Superior performance of SVM compared to ANN is due to the fact that the SVM model has greater generalization ability, relating the input to the desired output (Kalra and Ahmad 2012). Furthermore, the optimization algorithm utilized in SVM is more robust than the one utilized in ANN model (Kalra and Ahmad 2012).

The predicting techniques, utilized in this study, have a number of advantages and disadvantages. Among the appealing characteristics of SVMs are better generalization capabilities, low sensitivity to small training sets and noisy data and avoidance of overfitting (Kaheil et al. 2008). SVM can be a useful tool for nonlinear predicting problem especially with an unknown distribution.

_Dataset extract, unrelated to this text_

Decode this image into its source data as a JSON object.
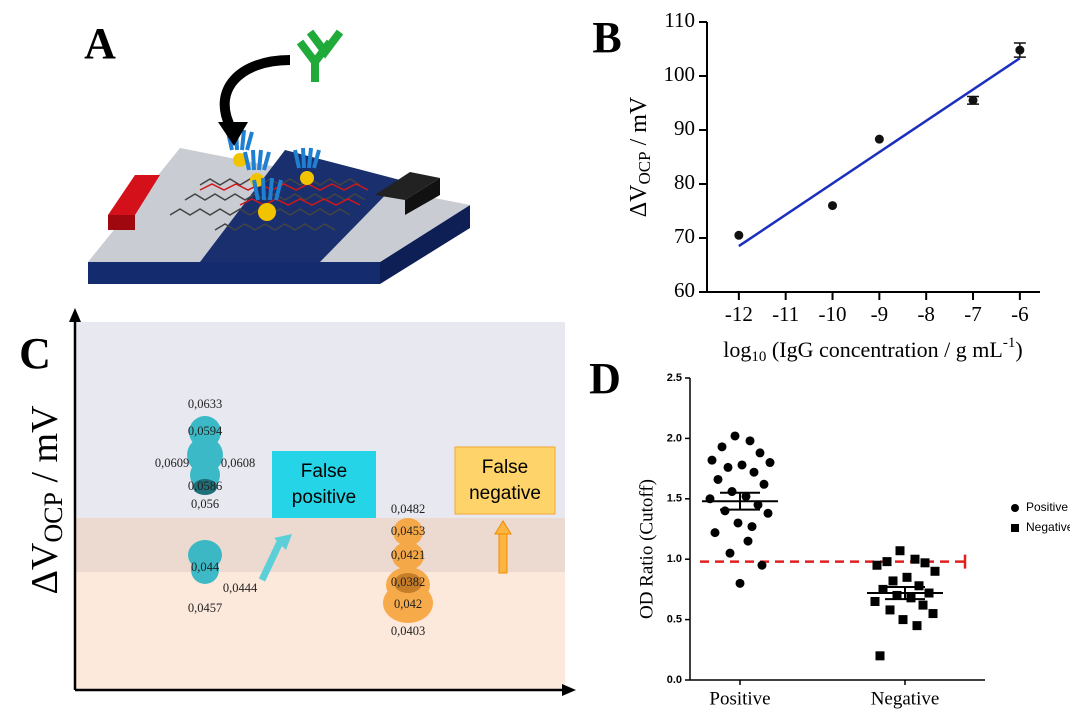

If appropriate kernel function and related parameters are chosen, SVM can be robust even with some biases in training sample. However, a common drawback of SVMs is the lack of transparency of results. Because of very high dimension of SVMs, they cannot represent the score of all samples as a simple parametric function (Auria and Moro 2008). Another drawback of this technique is low speed of computation. In addition, the weakness of this study was lack of access to another data set for implementation and comparison. However, SVMs reduces forecasting errors theoretically as well as empirically (Hastie et al. 2005).

5 Conclusion

This study investigated the potential of SVM and ANN techniques to model the monthly precipitation amounts. The precipitation estimates of SVM were compared with the ANN model. The results indicated that the SVM outperformed the ANN model and confirmed the ability of this approach to provide a useful tool to solve specific problems in hydrology, such as precipitation modeling. The results suggested that the SVM model is a promising technique for predicting variations of precipitation. Also, the SVM can be used as an alternative of ANN models in the precipitation forecasting at this particular region. However, further studies are required to assess the strength and weakness of this method.